Near Mablethorpe

Wednesday June 6, 2012 § Leave a comment


The dress was probably spoiled. She winced as she pulled it up and straight, almost standing in the cramped space, feeling the crown of her head brush against the fabric of the roof. Rain fell darkly against the windscreen. Then she saw him emerge over the shallow rise above the dunes, and the start of the narrow track that ran right the way down to the beach. The dog followed behind, half-galloping, half-falling against the wind.
        -You know what I love most about blowjobs? he said, winding down the window with one hand, while in the other he held the half-rolled cigarette.
        She smiled, and he laughed a little, a silent, airless little laugh. He smelled of tobacco and dog. Turning to look out of the window she regretted the dog hair that matted the upholstery and stuck to her clothes.
        -What? he said.
        They ate with the radio on. The sea moved gravely before them in grey lines. Along the coast the empty smoke of the refinery puffed on the wind. She watched in the mirror as another car pulled up, and then as quickly pulled away. Darting from the car she threw their rubbish over the brow of the hill, watching it fall amongst the tall grass.
        That night they ate at the hotel. The rain now fell in watery sunlight and from their table near the bar she was overlooking the golf links, while Dick had his back to it. A thick brocade curtain lay against the window.
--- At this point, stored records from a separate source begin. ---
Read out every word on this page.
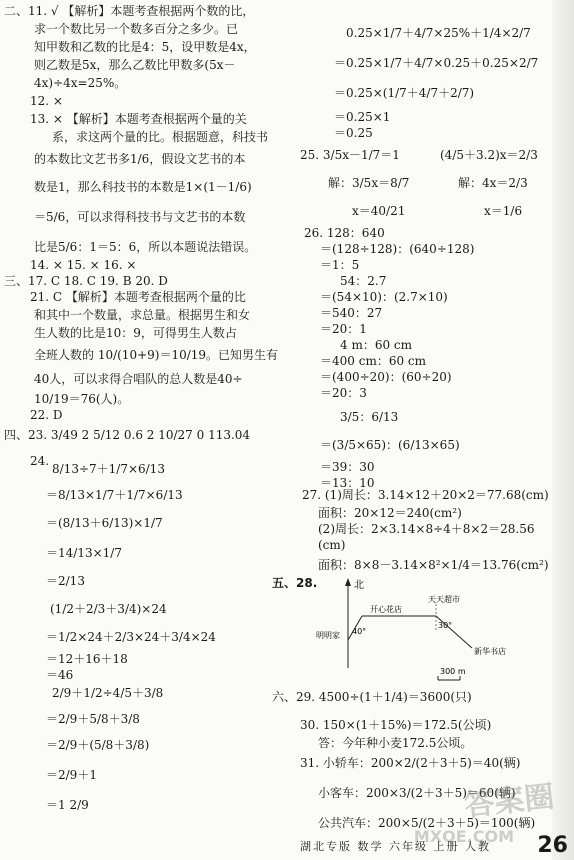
二、11. √ 【解析】本题考查根据两个数的比，
求一个数比另一个数多百分之多少。已
知甲数和乙数的比是4：5，设甲数是4x，
则乙数是5x，那么乙数比甲数多(5x－
4x)÷4x=25%。
12. ×
13. × 【解析】本题考查根据两个量的关
系，求这两个量的比。根据题意，科技书
的本数比文艺书多1/6，假设文艺书的本
数是1，那么科技书的本数是1×(1－1/6)
＝5/6，可以求得科技书与文艺书的本数
比是5/6：1＝5：6，所以本题说法错误。
14. × 15. × 16. ×
三、17. C 18. C 19. B 20. D
21. C 【解析】本题考查根据两个量的比
和其中一个数量，求总量。根据男生和女
生人数的比是10：9，可得男生人数占
全班人数的 10/(10+9)＝10/19。已知男生有
40人，可以求得合唱队的总人数是40÷
10/19＝76(人)。
22. D
四、23. 3/49 2 5/12 0.6 2 10/27 0 113.04
24.
8/13÷7＋1/7×6/13
＝8/13×1/7＋1/7×6/13
＝(8/13＋6/13)×1/7
＝14/13×1/7
＝2/13
(1/2＋2/3＋3/4)×24
＝1/2×24＋2/3×24＋3/4×24
＝12＋16＋18
＝46
2/9＋1/2÷4/5＋3/8
＝2/9＋5/8＋3/8
＝2/9＋(5/8＋3/8)
＝2/9＋1
＝1 2/9
0.25×1/7＋4/7×25%＋1/4×2/7
＝0.25×1/7＋4/7×0.25＋0.25×2/7
＝0.25×(1/7＋4/7＋2/7)
＝0.25×1
＝0.25
25. 3/5x－1/7＝1	(4/5＋3.2)x＝2/3
解：3/5x＝8/7	解：4x＝2/3
x＝40/21	x＝1/6
26. 128：640
＝(128÷128)：(640÷128)
＝1：5
54：2.7
＝(54×10)：(2.7×10)
＝540：27
＝20：1
4 m：60 cm
＝400 cm：60 cm
＝(400÷20)：(60÷20)
＝20：3
3/5：6/13
＝(3/5×65)：(6/13×65)
＝39：30
＝13：10
27. (1)周长：3.14×12＋20×2＝77.68(cm)
面积：20×12＝240(cm²)
(2)周长：2×3.14×8÷4＋8×2＝28.56
(cm)
面积：8×8－3.14×8²×1/4＝13.76(cm²)
六、29. 4500÷(1＋1/4)＝3600(只)
30. 150×(1＋15%)＝172.5(公顷)
答：今年种小麦172.5公顷。
31. 小轿车：200×2/(2＋3＋5)＝40(辆)
小客车：200×3/(2＋3＋5)＝60(辆)
公共汽车：200×5/(2＋3＋5)＝100(辆)
五、28.	北
开心花店
天天超市
明明家
新华书店
40°
30°
300 m
答案圈
MXQE.COM
湖北专版 数学 六年级 上册 人教 26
She ordered another Bloody Mary.
        -Will we go to Mablethorpe tomorrow? she said, fingering the rim of her glass. She had in mind her holidays there as a child. A girl came by to close up the curtains, even though it was still light outside.
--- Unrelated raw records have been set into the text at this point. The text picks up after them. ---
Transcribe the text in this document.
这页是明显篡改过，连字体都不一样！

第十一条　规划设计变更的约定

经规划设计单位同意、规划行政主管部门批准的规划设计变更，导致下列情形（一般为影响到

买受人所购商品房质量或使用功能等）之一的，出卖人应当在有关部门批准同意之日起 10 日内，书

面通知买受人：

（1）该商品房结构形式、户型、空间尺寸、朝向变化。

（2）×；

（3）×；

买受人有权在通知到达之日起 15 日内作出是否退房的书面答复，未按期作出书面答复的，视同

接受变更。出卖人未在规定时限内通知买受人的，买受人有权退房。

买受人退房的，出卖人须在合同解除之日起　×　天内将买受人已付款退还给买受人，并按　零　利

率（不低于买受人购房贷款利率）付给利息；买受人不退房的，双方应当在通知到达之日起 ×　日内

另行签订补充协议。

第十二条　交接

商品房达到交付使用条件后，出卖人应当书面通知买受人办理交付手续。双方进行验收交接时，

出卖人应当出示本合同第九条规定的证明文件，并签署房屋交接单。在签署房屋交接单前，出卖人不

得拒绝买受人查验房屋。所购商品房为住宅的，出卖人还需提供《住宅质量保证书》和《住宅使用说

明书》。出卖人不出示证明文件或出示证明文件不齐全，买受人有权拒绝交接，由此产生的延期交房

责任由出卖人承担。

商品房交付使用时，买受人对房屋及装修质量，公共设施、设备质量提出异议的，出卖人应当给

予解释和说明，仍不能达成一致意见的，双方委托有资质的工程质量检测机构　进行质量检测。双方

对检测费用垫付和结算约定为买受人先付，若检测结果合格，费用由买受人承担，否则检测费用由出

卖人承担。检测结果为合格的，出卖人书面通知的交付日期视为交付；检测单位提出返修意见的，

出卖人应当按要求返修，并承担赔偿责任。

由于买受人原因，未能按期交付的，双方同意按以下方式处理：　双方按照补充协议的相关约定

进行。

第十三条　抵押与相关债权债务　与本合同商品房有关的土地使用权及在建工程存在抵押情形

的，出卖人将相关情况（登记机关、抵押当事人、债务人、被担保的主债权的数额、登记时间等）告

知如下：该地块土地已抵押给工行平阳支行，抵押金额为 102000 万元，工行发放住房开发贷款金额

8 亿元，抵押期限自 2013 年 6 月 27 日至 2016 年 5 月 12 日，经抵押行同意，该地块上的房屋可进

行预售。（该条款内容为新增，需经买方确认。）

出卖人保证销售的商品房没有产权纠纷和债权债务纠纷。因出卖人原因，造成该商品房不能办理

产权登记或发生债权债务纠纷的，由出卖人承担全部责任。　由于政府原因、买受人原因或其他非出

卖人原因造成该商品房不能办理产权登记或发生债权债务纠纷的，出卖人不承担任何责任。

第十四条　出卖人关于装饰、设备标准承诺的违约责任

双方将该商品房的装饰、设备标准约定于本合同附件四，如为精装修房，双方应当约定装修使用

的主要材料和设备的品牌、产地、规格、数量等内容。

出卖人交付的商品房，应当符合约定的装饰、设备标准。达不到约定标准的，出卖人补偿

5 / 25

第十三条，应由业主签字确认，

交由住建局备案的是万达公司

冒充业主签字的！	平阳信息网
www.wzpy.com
        Dick was still eating.
        -What will we do with the dog?
        -He can run around on the beach, she said. Like he has every day. There’s a beach.
        They agreed they would go, depending on the weather.
        -I should probably teck him some water, he said. The dog was in the car, sleeping on a blanket with Dick careful to ensure the window was open, just a touch. Here, he said, you want that, a piece of steak. It was mostly gristle.
        -No, she said. I’m going to the bathroom.
        When she came back Dick was at the bar, talking with two Australians they had met the night before. They were on the way to King’s Lynn, but were enjoying a diversion. She walked right past them on purpose, and when they beckoned her over, after she had been sitting a few minutes, she made her excuses and went back to the room.
        Dick stayed in the bar until last orders, when he ordered a brandy, no ice. He was alone by now, perspiring heavily under the hot, close lights of the bar. The manager had stood him the last drink, and they talked until all the other patrons had gone, Dick leaning across the narrow counter, the manager standing in the opened bar-flap supping on a half. When it was time to leave, the manager gave him a bowl for the dog’s water.
        Outside, Dick stepped heavily into the yard. Mary had been stirred awake by another guest and had lain awake for several minutes. She was hot, and had pushed open a window. Now she heard him moving about on the cobblestones, talking softly to the dog. It must still have been raining because when he came to bed his clothes were wet.